Never have I ever seen so many blood coming out of a cut, of my own. It was around 9:15 in the morning when I became sad and upset. Life had pressured me and I was tired. I saw Pristina's cutter in her pencil case, it was the filling of a cutter. I took it and nonetheless pulled it onto the skin of my right forearm.
It hurt, and it pained. I wasn't thinking clearly, I lost control of myself and I couldn't handle the desire of wanting to bleed. For 5 seconds the cut just slit open, then a lot of blood rushed out. I panicked because I didn't want the blood to drop. So I pressed on it with the sleeves of my uniform, and it went through. The skin bled too many.
I was half glad and half guilty I did it. I went out of class to make sure nobody noticed but Pristina caught me halfway.

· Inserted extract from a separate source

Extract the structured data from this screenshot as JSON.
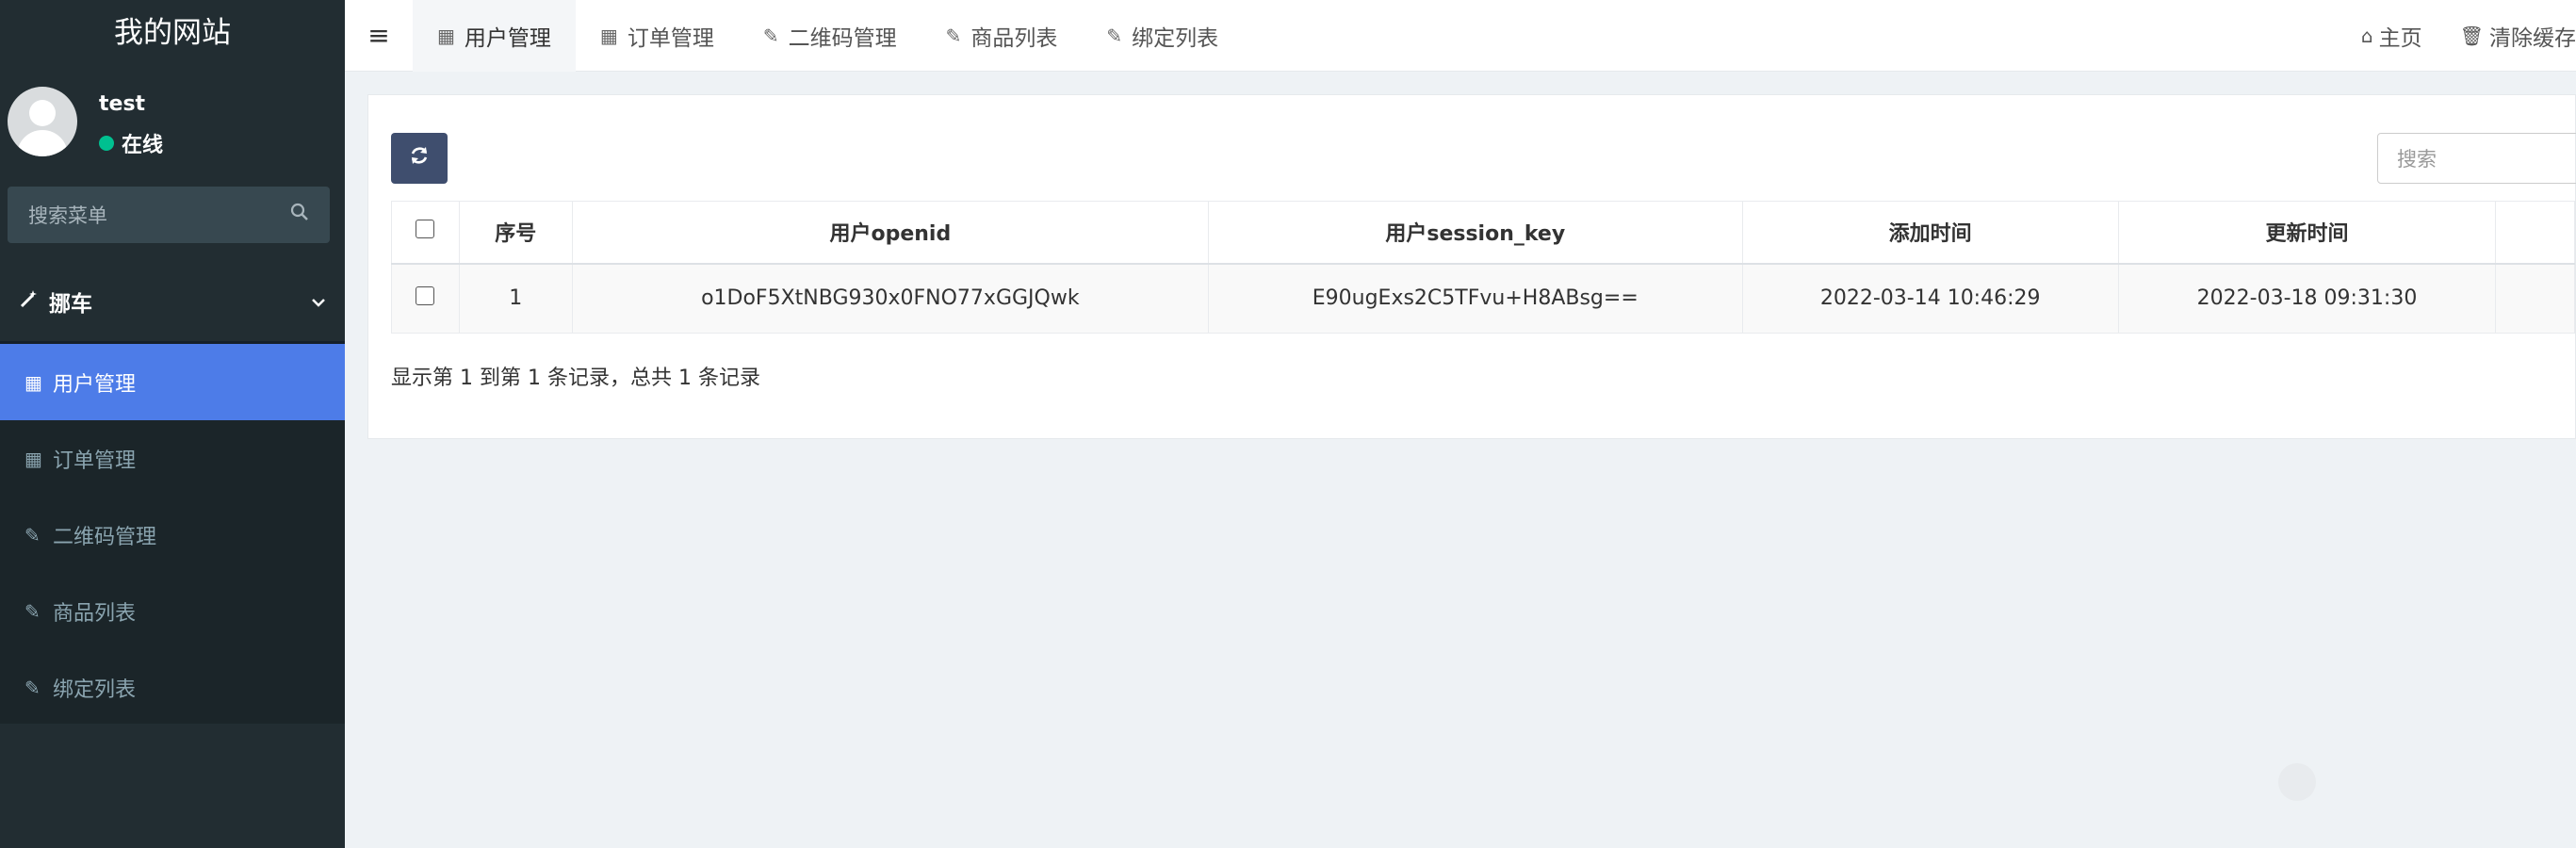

She was mad I did it, she told me I shouldn't and that she hates me for doing it. She held my cut as I realize the blood gushed out almost to my fingers. I needed to be fixed. She pulled me and cleaned the cut and bandaged it. I cried along the way.
It wasn't the pain that was torturing me, it wasn't even life. It was just me. I hated myself for being so weak and being too deep. I don't get how dumb I've become. Why couldn't I simply enjoy life and forget about sorrow? Why am I numbing my own life?
I don't like Zahra Thania. Nor does she.